Image source: Own work (Mermaid diagram).

4. Pricing Models

  • On-Demand Pricing: Pay per TB scanned ($6.25/TB as of current pricing). Best for unpredictable workloads. Includes a 1TB/month free tier.
  • Capacity (Editions) Pricing: Uses Slots (virtual CPUs). Available in Standard, Enterprise, and Enterprise Plus.
    • Slot Autoscaling: Automatically scales slots based on workload, ensuring you don’t pay for idle capacity.
  • Storage Pricing:
    • Active Storage: Data modified in the last 90 days.
    • Long-term Storage: Data NOT modified for 90 days (price drops by ~50%).

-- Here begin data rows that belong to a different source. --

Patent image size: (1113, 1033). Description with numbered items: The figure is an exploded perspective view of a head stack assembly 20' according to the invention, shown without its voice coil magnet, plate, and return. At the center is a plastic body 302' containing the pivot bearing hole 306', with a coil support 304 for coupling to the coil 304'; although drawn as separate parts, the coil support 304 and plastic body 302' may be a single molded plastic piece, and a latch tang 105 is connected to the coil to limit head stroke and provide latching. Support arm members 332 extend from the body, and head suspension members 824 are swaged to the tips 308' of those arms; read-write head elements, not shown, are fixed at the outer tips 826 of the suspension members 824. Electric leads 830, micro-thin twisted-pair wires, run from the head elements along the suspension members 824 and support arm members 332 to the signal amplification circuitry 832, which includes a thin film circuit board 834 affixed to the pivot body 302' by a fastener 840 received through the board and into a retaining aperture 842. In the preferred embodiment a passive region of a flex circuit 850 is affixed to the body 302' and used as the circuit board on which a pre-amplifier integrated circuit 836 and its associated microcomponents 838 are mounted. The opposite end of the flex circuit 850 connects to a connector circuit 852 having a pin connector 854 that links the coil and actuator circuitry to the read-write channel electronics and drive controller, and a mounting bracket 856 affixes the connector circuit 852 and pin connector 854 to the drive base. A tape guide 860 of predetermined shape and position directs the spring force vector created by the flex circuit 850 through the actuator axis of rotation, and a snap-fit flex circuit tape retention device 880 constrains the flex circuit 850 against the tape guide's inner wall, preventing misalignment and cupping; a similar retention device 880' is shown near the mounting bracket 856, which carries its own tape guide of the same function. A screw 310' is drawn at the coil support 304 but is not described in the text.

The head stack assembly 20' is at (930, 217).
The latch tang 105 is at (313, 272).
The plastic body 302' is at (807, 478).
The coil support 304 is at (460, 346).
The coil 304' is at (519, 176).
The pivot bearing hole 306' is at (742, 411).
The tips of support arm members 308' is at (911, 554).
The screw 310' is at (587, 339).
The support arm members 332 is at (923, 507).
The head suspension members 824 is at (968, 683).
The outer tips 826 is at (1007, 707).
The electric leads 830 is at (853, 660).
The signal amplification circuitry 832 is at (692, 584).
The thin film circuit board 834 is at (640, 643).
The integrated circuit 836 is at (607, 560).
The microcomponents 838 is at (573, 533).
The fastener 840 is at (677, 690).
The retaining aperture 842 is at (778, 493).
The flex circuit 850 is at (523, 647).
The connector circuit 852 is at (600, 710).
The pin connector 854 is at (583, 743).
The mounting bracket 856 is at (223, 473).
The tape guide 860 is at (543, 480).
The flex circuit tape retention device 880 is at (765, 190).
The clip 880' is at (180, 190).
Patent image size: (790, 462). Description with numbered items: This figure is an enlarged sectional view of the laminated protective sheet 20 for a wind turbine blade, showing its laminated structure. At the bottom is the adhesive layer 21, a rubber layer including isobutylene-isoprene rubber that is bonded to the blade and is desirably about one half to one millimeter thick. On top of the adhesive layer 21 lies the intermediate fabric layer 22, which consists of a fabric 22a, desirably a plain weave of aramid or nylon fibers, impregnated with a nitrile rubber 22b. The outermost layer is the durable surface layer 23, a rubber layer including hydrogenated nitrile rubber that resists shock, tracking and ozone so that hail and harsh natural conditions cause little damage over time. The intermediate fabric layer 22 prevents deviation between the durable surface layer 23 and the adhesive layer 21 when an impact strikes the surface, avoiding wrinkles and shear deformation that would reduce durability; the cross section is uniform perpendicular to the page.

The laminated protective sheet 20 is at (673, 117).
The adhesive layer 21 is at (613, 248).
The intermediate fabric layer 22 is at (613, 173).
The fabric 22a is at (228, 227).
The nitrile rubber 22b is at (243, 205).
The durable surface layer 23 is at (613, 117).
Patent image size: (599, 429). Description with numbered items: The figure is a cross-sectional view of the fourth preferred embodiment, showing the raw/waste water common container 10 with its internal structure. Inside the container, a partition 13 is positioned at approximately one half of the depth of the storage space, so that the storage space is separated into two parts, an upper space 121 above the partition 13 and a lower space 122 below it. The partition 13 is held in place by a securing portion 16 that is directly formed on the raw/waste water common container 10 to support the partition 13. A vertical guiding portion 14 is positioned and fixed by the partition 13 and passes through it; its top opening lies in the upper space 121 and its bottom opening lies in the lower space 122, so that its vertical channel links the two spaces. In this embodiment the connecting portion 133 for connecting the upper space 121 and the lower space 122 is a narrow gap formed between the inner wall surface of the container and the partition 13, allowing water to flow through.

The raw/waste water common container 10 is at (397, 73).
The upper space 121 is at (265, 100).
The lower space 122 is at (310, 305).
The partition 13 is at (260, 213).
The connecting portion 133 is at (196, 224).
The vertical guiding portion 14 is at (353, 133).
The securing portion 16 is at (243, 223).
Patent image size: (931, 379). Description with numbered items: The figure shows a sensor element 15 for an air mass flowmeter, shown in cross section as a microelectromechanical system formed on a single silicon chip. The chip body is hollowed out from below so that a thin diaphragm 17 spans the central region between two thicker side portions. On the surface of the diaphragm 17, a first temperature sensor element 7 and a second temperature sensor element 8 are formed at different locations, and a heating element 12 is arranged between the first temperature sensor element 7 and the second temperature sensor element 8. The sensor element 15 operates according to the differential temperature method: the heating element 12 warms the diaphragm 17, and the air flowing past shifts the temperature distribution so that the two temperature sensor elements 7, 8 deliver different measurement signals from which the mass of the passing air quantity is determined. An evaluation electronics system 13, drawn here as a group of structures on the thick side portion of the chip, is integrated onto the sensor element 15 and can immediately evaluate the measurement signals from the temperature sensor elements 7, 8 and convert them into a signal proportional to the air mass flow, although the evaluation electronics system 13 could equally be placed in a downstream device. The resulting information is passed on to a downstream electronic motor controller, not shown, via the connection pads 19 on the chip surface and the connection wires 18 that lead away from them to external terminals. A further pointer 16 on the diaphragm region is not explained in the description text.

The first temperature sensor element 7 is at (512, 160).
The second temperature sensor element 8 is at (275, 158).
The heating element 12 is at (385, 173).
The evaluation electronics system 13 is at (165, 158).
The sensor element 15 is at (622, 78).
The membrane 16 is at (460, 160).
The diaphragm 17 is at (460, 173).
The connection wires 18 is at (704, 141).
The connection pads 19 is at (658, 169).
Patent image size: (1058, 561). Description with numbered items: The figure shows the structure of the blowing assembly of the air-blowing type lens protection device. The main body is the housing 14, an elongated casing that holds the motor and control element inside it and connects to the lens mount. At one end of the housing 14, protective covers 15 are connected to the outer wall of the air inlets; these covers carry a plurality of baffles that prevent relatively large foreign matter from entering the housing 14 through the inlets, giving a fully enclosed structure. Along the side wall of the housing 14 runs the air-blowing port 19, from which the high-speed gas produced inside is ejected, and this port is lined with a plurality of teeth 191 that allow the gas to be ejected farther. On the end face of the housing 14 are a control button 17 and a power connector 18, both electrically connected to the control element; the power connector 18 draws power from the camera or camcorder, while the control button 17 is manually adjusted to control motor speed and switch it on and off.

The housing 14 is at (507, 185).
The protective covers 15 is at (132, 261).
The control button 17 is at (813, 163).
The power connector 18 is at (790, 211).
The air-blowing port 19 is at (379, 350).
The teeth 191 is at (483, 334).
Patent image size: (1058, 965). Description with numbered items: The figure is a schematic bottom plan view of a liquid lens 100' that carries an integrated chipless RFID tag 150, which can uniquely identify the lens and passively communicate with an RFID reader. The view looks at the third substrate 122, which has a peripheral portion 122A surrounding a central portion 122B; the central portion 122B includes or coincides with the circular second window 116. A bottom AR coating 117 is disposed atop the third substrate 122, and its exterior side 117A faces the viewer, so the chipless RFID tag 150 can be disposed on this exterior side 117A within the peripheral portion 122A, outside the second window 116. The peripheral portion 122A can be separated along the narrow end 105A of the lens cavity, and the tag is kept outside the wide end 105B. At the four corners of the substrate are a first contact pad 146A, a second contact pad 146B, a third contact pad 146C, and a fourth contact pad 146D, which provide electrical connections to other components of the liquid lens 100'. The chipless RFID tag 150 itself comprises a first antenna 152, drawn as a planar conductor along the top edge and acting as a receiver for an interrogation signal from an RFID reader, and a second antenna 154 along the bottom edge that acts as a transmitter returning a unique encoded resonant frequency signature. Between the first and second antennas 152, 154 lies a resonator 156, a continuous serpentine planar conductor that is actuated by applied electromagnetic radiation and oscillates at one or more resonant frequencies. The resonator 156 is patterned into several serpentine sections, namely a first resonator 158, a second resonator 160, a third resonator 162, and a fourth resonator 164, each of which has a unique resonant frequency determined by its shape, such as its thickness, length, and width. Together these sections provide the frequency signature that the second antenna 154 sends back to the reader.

4.1. Capacity (Editions) Pricing

Capacity pricing uses dedicated virtual CPUs called slots that you reserve or autoscale for your workloads. You pay for those slots over time (slot‑hours) and can buy commitments or use autoscaling reservations to control cost and performance. This model is offered through BigQuery Editions and Reservations and contrasts with on‑demand pricing, which charges per TB scanned.

Slots are the unit of compute. More slots → more concurrent and faster queries. BigQuery assigns slots to query stages automatically.

Reservations let you allocate a fixed number of slots to projects or workloads. Autoscaled reservations expand capacity when needed. You can also buy committed slots for lower unit cost.

Billing is per slot‑hour for capacity pricing. On‑demand billing is per TiB scanned. Use capacity when steady heavy usage makes slot commitments cheaper than repeated on‑demand scans.

5. IAM Roles and Permissions

Understanding the separation of access roles is a frequent exam topic.

  • roles/bigquery.dataViewer: Allows a user to read data and metadata from tables, but cannot run a query. (Best applied at the Dataset level to follow the principle of least privilege).
  • roles/bigquery.jobUser: Allows a user to run jobs (like query executions) within the project, but does not grant access to view the actual data. (Must be applied at the Project level).
  • Crucial Exam Scenario: If a user needs to run a query against a dataset, they must be assigned both the bigquery.dataViewer role (to access the data) and the bigquery.jobUser role (to execute the job).
  • roles/bigquery.dataEditor: Allows a user to edit table data and create new tables.
  • roles/bigquery.admin: Grants full control over all BigQuery resources.

6. Data Loading and Federated Queries

  • Ingestion: You can batch load data into BigQuery from Cloud Storage (supporting formats like CSV, JSON, Avro, Parquet, and ORC) or stream data directly into the tables.
  • External Tables (Federated Queries): You can run queries against data that sits directly in Cloud Storage, Cloud SQL, or Cloud Spanner without having to load or duplicate that data into BigQuery’s native storage.

7. When to Choose BigQuery

When reading an exam question, look for these specific identifiers:

  • Petabyte-scale analytics and reporting.
  • Enterprise Data Warehousing.
  • Complex SQL queries on historical data (e.g., analyzing three years of global sales data).
  • Machine learning via SQL (BigQuery ML).

8. Essential Administrative & Management Tasks

  • Dataset Location: Must be chosen at creation (e.g., US multi-region or europe-west1 region). Cannot be changed later. To move data, you must recreate the dataset and copy tables.
  • Table Expiration: Can be set at the Dataset level to automatically delete tables after a certain number of days (useful for temporary/staging data).
  • Table Snapshots (2026): Preserve a table’s state at a specific point in time for a fraction of the storage cost. Ideal for “versioning” large tables before a massive update or deletion.
  • Data Transfer Service: Use this to automate data movement from SaaS apps (Google Ads, YouTube) or other clouds (Amazon S3, Azure Blob) into BigQuery.
  • BigQuery ML: Allows creating and executing machine learning models using standard SQL directly inside BigQuery.
  • Connected Sheets: Allows users to analyze billions of rows of BigQuery data directly from Google Sheets.